The job market for most Americans will get even hotter this spring, with employers competing heavily for a shrinking number of skilled and available workers, according to a survey released Monday.

Many companies that have been trying to add staff in recent months have been unsuccessful, creating a backlog of demand for employees, said the report by Manpower Inc.The nation's largest temporary staffing firm said 30 percent of the 16,000 businesses it surveyed plan to add workers in the second quarter of this year.

Only 5 percent plan to reduce their staff, while the remaining 65 percent plan no change or aren't sure, the survey said.

Manpower subtracts the percentage of companies cutting staff from the percentage hiring workers to produce a hiring strength index of 25. The index was 22 at this time last year and 14 three months ago.

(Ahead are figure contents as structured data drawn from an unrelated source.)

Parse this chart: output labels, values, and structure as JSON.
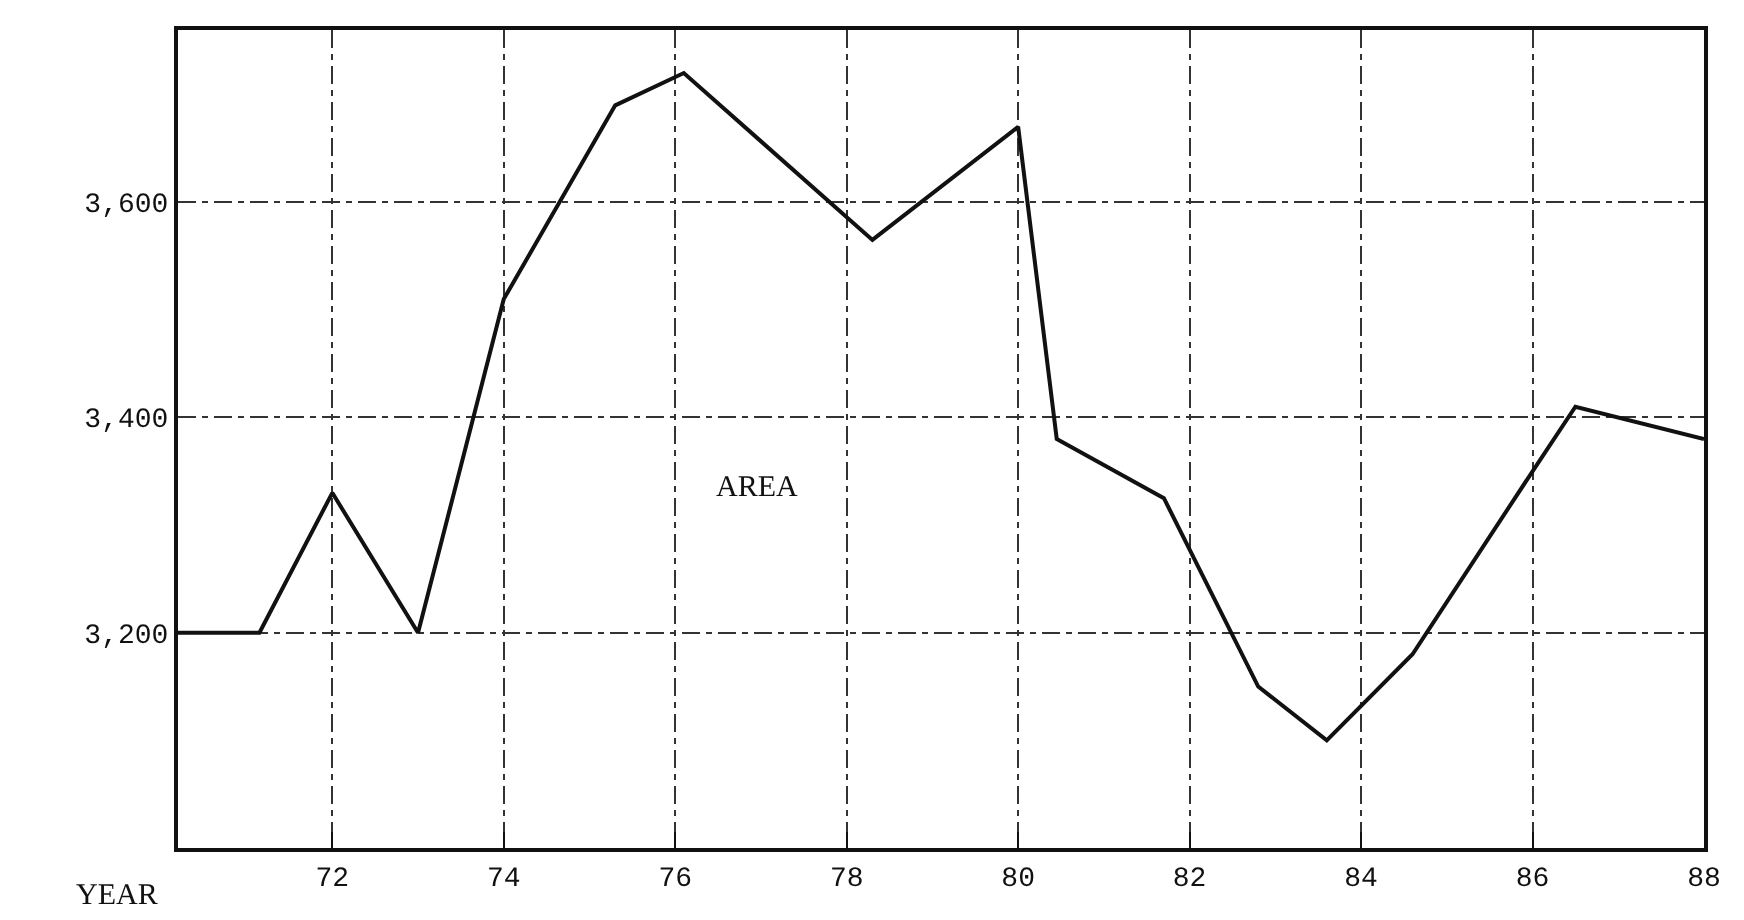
{
  "chart_data": {
    "type": "line",
    "xlabel": "YEAR",
    "x": [
      70.2,
      71.15,
      72,
      73,
      74,
      75.3,
      76.1,
      78.3,
      80,
      80.45,
      81.7,
      82.8,
      83.6,
      84.6,
      86,
      86.5,
      88
    ],
    "series": [
      {
        "color": "#111111",
        "values": [
          3200,
          3200,
          3330,
          3200,
          3510,
          3690,
          3720,
          3565,
          3670,
          3380,
          3325,
          3150,
          3100,
          3180,
          3350,
          3410,
          3380
        ]
      }
    ],
    "xlim": [
      70.2,
      88
    ],
    "xticks": [
      72,
      74,
      76,
      78,
      80,
      82,
      84,
      86,
      88
    ],
    "ylim": [
      3000,
      3760
    ],
    "yticks": [
      {
        "value": 3200,
        "label": "3,200"
      },
      {
        "value": 3400,
        "label": "3,400"
      },
      {
        "value": 3600,
        "label": "3,600"
      }
    ],
    "grid": true,
    "marker": "none",
    "line_style": "solid",
    "annotations": [
      "AREA"
    ]
  }
}
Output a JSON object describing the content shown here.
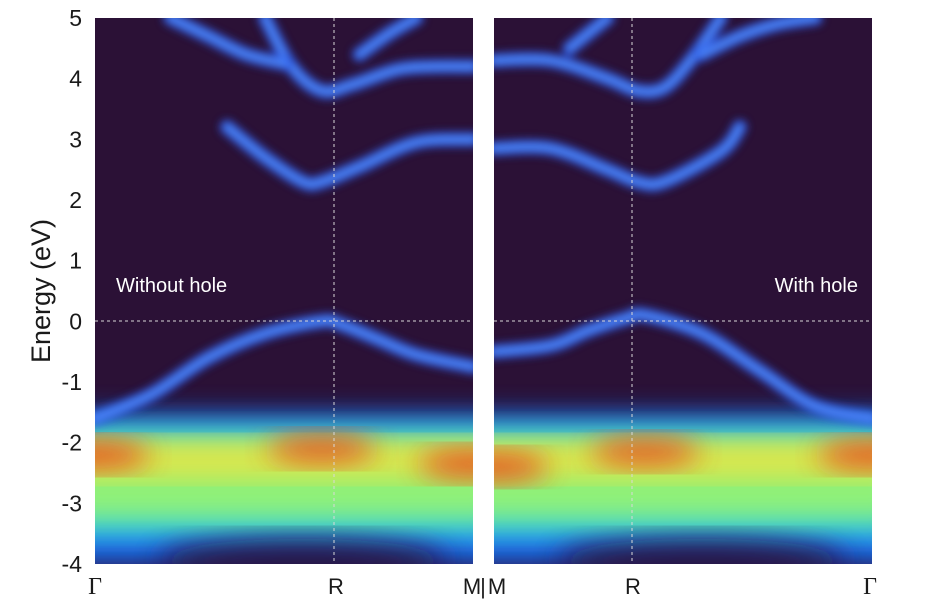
{
  "chart_data": {
    "type": "heatmap",
    "ylabel": "Energy (eV)",
    "ylim": [
      -4,
      5
    ],
    "yticks": [
      "5",
      "4",
      "3",
      "2",
      "1",
      "0",
      "-1",
      "-2",
      "-3",
      "-4"
    ],
    "fermi_level": 0,
    "colormap": "jet",
    "background_color": "#2b1136",
    "panels": [
      {
        "annotation": "Without hole",
        "annotation_position": "left",
        "kpath": [
          "Γ",
          "R",
          "M"
        ],
        "bands": [
          {
            "x": [
              0,
              0.15,
              0.3,
              0.45,
              0.6,
              0.65,
              0.75,
              0.85,
              1.0
            ],
            "y": [
              -1.6,
              -1.2,
              -0.6,
              -0.2,
              0.0,
              -0.05,
              -0.3,
              -0.55,
              -0.75
            ]
          },
          {
            "x": [
              0.35,
              0.45,
              0.55,
              0.6,
              0.7,
              0.85,
              1.0
            ],
            "y": [
              3.2,
              2.7,
              2.3,
              2.3,
              2.55,
              2.95,
              3.0
            ]
          },
          {
            "x": [
              0.45,
              0.52,
              0.6,
              0.68,
              0.8,
              0.9,
              1.0
            ],
            "y": [
              5.0,
              4.2,
              3.8,
              3.9,
              4.15,
              4.2,
              4.2
            ]
          },
          {
            "x": [
              0.2,
              0.3,
              0.4,
              0.5
            ],
            "y": [
              5.0,
              4.7,
              4.4,
              4.25
            ]
          },
          {
            "x": [
              0.7,
              0.78,
              0.85
            ],
            "y": [
              4.4,
              4.75,
              5.0
            ]
          }
        ],
        "valence_intensity": [
          {
            "x": 0.0,
            "y": -2.2,
            "level": 0.95
          },
          {
            "x": 0.6,
            "y": -2.1,
            "level": 0.9
          },
          {
            "x": 1.0,
            "y": -2.35,
            "level": 0.95
          }
        ]
      },
      {
        "annotation": "With hole",
        "annotation_position": "right",
        "kpath": [
          "M",
          "R",
          "Γ"
        ],
        "bands": [
          {
            "x": [
              0,
              0.15,
              0.25,
              0.35,
              0.4,
              0.55,
              0.7,
              0.85,
              1.0
            ],
            "y": [
              -0.5,
              -0.4,
              -0.15,
              0.05,
              0.1,
              -0.2,
              -0.8,
              -1.4,
              -1.6
            ]
          },
          {
            "x": [
              0,
              0.15,
              0.3,
              0.38,
              0.45,
              0.6,
              0.65
            ],
            "y": [
              2.85,
              2.85,
              2.5,
              2.3,
              2.3,
              2.8,
              3.2
            ]
          },
          {
            "x": [
              0,
              0.15,
              0.3,
              0.38,
              0.45,
              0.52,
              0.6
            ],
            "y": [
              4.3,
              4.3,
              4.0,
              3.8,
              3.85,
              4.3,
              5.0
            ]
          },
          {
            "x": [
              0.55,
              0.65,
              0.75,
              0.85
            ],
            "y": [
              4.4,
              4.7,
              4.9,
              5.0
            ]
          },
          {
            "x": [
              0.2,
              0.25,
              0.3
            ],
            "y": [
              4.5,
              4.75,
              5.0
            ]
          }
        ],
        "valence_intensity": [
          {
            "x": 0.0,
            "y": -2.4,
            "level": 0.95
          },
          {
            "x": 0.4,
            "y": -2.15,
            "level": 0.9
          },
          {
            "x": 1.0,
            "y": -2.2,
            "level": 0.95
          }
        ]
      }
    ]
  }
}
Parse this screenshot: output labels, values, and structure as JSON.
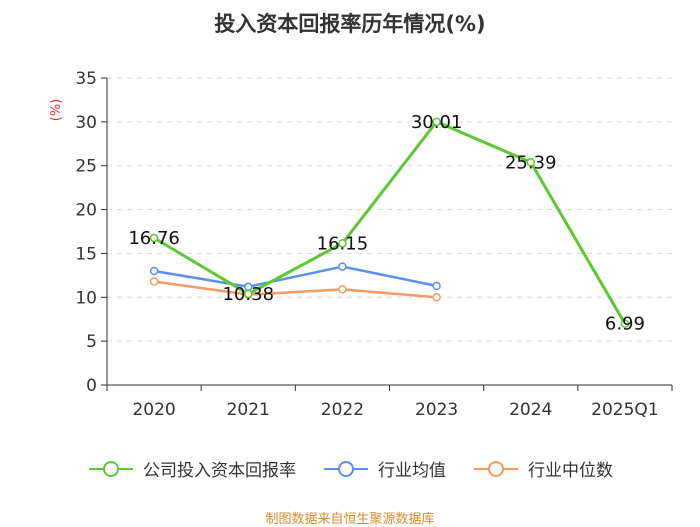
{
  "chart_data": {
    "type": "line",
    "title": "投入资本回报率历年情况(%)",
    "ylabel": "(%)",
    "xlabel": "",
    "categories": [
      "2020",
      "2021",
      "2022",
      "2023",
      "2024",
      "2025Q1"
    ],
    "ylim": [
      0,
      35
    ],
    "yticks": [
      0,
      5,
      10,
      15,
      20,
      25,
      30,
      35
    ],
    "grid": true,
    "series": [
      {
        "name": "公司投入资本回报率",
        "color": "#5cc832",
        "values": [
          16.76,
          10.38,
          16.15,
          30.01,
          25.39,
          6.99
        ],
        "labels": [
          "16.76",
          "10.38",
          "16.15",
          "30.01",
          "25.39",
          "6.99"
        ]
      },
      {
        "name": "行业均值",
        "color": "#5b8ff0",
        "values": [
          13.0,
          11.2,
          13.5,
          11.3,
          null,
          null
        ]
      },
      {
        "name": "行业中位数",
        "color": "#f59a64",
        "values": [
          11.8,
          10.3,
          10.9,
          10.0,
          null,
          null
        ]
      }
    ],
    "legend_position": "bottom"
  },
  "source": "制图数据来自恒生聚源数据库"
}
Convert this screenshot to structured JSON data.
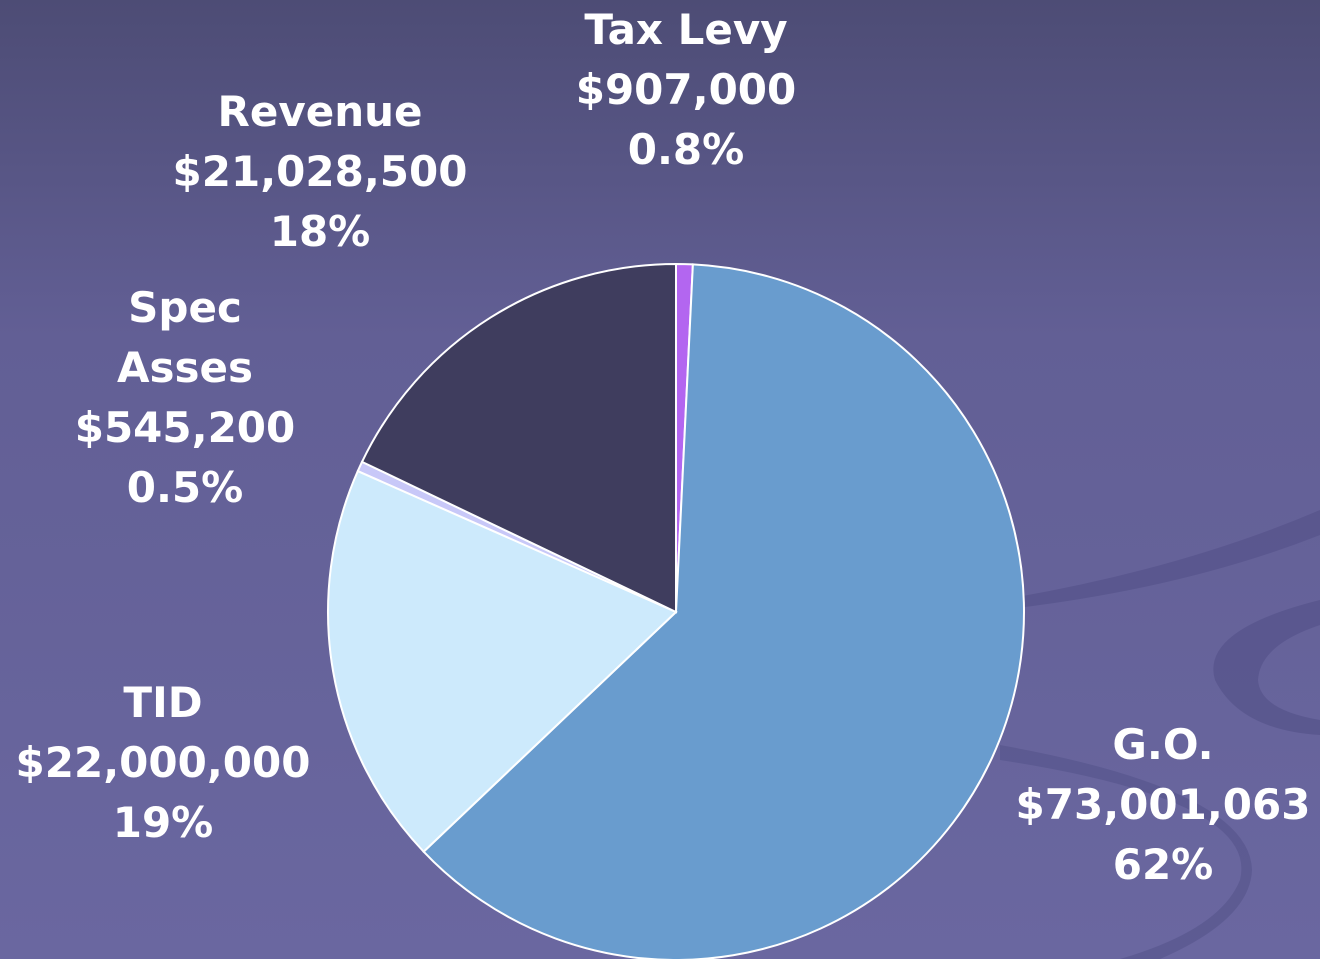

"There is increasing competition for skills at the higher levels and a decreasing number of unemployed even at the lowest skill levels," said Mit-chell Fromstein, Manpower's chairman and chief executive. "While a handful of corporate down-sizings create the headlines, the economy continues to create several hundreds of thousands of new jobs each month."

Earlier this month, the government reported that the nation's unemployment rate was 4.7 percent in January, just below a 24-year low of 4.6 percent set in November.

There has been lingering concern that such low joblessness will lead to inflation as workers begin to demand higher salaries. But that has not happened thus far, partly because of the unease created by huge layoff announcements.

Big names like AT&T, Boeing and Eastman Kodak have announced plans in recent months to shed at least 10,000 workers each.

Manpower said the strongest region for hiring in April-June quarter will be the Midwest, where 34 percent of companies surveyed plan to add workers while 5 percent plan cutbacks.

The second strongest region will be the West, where 31 percent expect to add workers, followed by the Northeast and South at 28 percent.